Saat ini, lanjut Ketua DPD Partai Gerindra NTB ini, Pemkab Loteng bersama pihak terkait lainnya tengah berjibaku menangani warga yang terdampak. Sehingga terkait penanganan kebakaran serta rekonstruksi kampung adat tersebut belum diputuskan, karena nanti akan dibahas bersama secara terpisah.
“Soal rencana penataan, rekonstruksi dan lainnya nanti akan dibahas kemudian. Fokus kita sekarang menangani warga terdampak.
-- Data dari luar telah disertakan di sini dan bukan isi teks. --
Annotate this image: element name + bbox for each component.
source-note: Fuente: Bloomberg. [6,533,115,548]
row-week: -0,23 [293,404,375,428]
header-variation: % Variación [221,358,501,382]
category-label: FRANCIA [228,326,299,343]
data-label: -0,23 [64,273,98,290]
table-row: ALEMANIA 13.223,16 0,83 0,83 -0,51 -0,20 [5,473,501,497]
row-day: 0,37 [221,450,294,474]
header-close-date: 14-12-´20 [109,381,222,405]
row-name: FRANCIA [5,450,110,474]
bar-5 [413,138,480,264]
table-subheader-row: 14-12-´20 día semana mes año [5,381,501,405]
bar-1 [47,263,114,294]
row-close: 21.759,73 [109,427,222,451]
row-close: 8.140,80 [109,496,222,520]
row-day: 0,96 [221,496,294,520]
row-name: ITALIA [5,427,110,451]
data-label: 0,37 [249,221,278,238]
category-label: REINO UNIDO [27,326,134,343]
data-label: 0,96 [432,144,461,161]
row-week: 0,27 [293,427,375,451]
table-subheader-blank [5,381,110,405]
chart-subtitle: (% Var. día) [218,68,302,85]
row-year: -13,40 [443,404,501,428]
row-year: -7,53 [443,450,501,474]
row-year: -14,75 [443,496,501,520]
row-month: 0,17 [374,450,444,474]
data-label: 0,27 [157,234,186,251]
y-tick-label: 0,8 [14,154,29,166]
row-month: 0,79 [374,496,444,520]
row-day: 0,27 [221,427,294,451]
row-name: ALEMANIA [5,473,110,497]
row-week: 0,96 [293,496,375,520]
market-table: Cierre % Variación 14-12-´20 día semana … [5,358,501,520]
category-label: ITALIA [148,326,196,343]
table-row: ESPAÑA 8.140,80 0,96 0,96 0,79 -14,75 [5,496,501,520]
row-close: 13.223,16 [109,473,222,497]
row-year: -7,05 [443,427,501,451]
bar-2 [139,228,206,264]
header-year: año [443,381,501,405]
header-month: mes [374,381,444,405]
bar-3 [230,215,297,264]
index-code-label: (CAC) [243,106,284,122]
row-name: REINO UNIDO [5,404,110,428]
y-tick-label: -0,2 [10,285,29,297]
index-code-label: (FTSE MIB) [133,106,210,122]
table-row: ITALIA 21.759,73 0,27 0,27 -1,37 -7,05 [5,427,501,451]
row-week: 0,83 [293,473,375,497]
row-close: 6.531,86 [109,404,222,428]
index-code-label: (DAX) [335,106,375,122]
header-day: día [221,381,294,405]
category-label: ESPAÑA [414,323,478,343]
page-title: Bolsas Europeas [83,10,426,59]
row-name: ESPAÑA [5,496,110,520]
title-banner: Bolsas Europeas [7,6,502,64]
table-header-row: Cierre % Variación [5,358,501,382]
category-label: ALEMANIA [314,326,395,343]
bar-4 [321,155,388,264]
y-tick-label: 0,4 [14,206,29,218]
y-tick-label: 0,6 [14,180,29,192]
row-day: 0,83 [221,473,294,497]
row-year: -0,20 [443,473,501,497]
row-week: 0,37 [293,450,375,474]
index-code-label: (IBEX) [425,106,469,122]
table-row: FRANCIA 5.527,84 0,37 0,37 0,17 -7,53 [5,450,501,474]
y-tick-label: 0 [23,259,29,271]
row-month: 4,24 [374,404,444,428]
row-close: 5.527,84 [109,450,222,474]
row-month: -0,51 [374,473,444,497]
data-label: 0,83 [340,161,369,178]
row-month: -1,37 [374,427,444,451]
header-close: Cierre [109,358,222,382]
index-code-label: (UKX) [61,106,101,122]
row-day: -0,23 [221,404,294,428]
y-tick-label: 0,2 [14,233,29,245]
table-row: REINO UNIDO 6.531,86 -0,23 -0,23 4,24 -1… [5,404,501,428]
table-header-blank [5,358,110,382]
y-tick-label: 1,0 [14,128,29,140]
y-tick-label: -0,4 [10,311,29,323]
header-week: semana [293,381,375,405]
Supaya apa yang dibutuhkan terpenuhi selama masa tanggap darurut,” imbuh Pathul.
Lebih lanjut Pathul menambahkan, warga yang terdampak kebakaran sendiri saat ini banyak yang tinggal sementara di rumah saudara maupun keluarganya. Karena warga Kampung Adat Sade rata-rata memiliki keluarga yang bertempat tinggal tidak jauh dari lokasi kebakaran. Mereka inilah yang nantinya akan mendapat penanganan.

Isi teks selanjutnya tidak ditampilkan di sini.